I decided to give predicted outputs a quick test run for “text proofreading”.
It seems like a good fit because the majority of the text is unchanged.
However:
- It increases costs
- Speed benefit is good but not earth-shattering
- It has an unexpectedly low hit rate
It increases costs
This is the clearest thing from the experiment. Output tokens are predictably and consistently higher.

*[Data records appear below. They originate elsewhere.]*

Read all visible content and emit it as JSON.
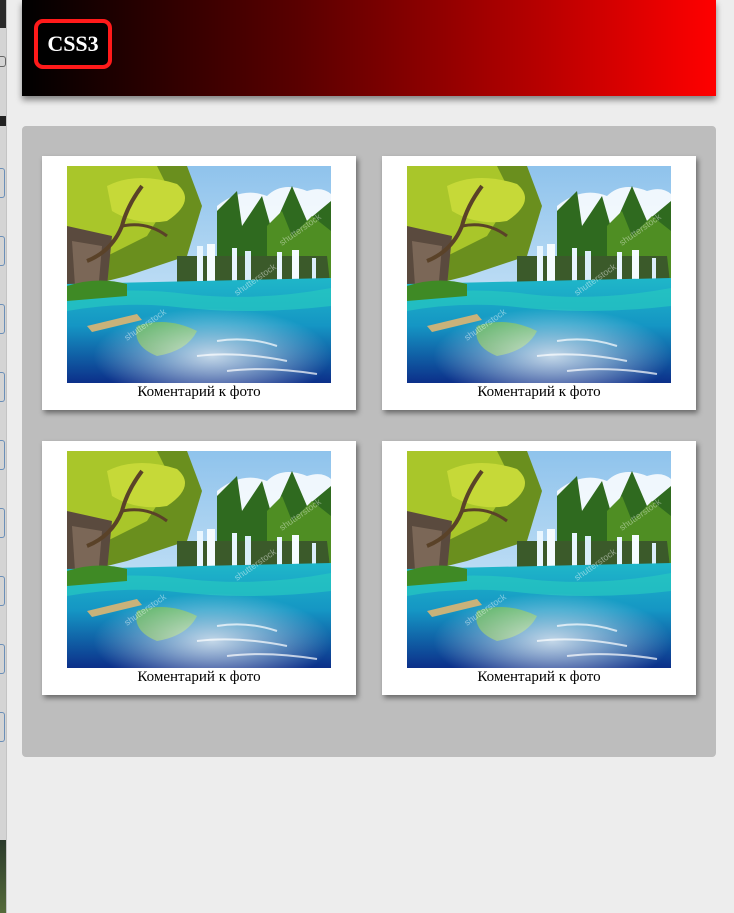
{
  "header": {
    "logo_text": "CSS3",
    "gradient_start": "#000000",
    "gradient_end": "#ff0000",
    "logo_border_color": "#ff1a1a"
  },
  "gallery": {
    "background": "#bdbdbd",
    "items": [
      {
        "image": "waterfall-lake-photo",
        "caption": "Коментарий к фото"
      },
      {
        "image": "waterfall-lake-photo",
        "caption": "Коментарий к фото"
      },
      {
        "image": "waterfall-lake-photo",
        "caption": "Коментарий к фото"
      },
      {
        "image": "waterfall-lake-photo",
        "caption": "Коментарий к фото"
      }
    ]
  }
}
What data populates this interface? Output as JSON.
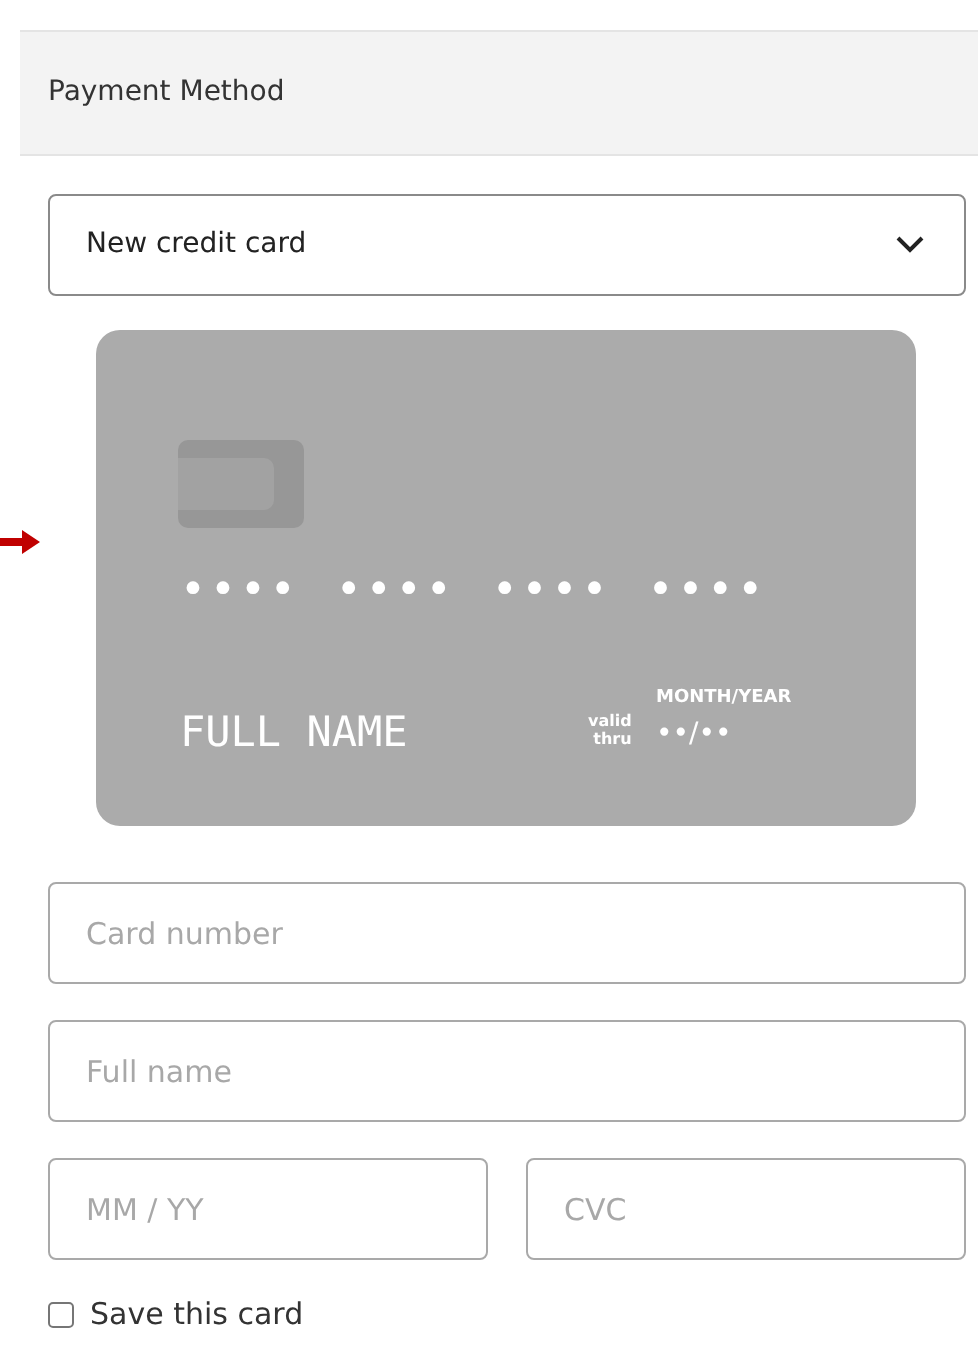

In the case of the text above, output tokens move from 208 → 303 due to:
"usage": {
"prompt_tokens": 677,
"completion_tokens": 303,
"total_tokens": 980,
"prompt_tokens_details": {
"cached_tokens": 0,
"audio_tokens": 0
},
"completion_tokens_details": {
"reasoning_tokens": 0,
"audio_tokens": 0,
"accepted_prediction_tokens": 152,
"rejected_prediction_tokens": 94
}
},
It appears that you pay for rejected tokens, so there is a brand new cost on top of your output tokens.
Speed benefits
Anecdotally, looking at 3 runs on GPT4o:
With predicted output, 1319ms - 2262ms - 1596ms
Without predicted output, 2829ms - 6948ms - 3706ms
Additionally, when testing larger bodies of text, it appears to hit pathological states where it gets 0 predictions quite easily.
Furthermore, a typo at the beginning of a body of text can lead to rejections from that point onwards, which end up being counterproductive. It is very unclear when it will cause 60 tokens to be rejected vs the entire post.
It has an unexpectedly low hit rate
This feels like the biggest problem of the system. Ninety-four tokens can be rejected for a prediction that is only four tokens off. This makes it very hard to hone the system.
Wondering what other people have been experiencing and if proofreading is a good use for this feature?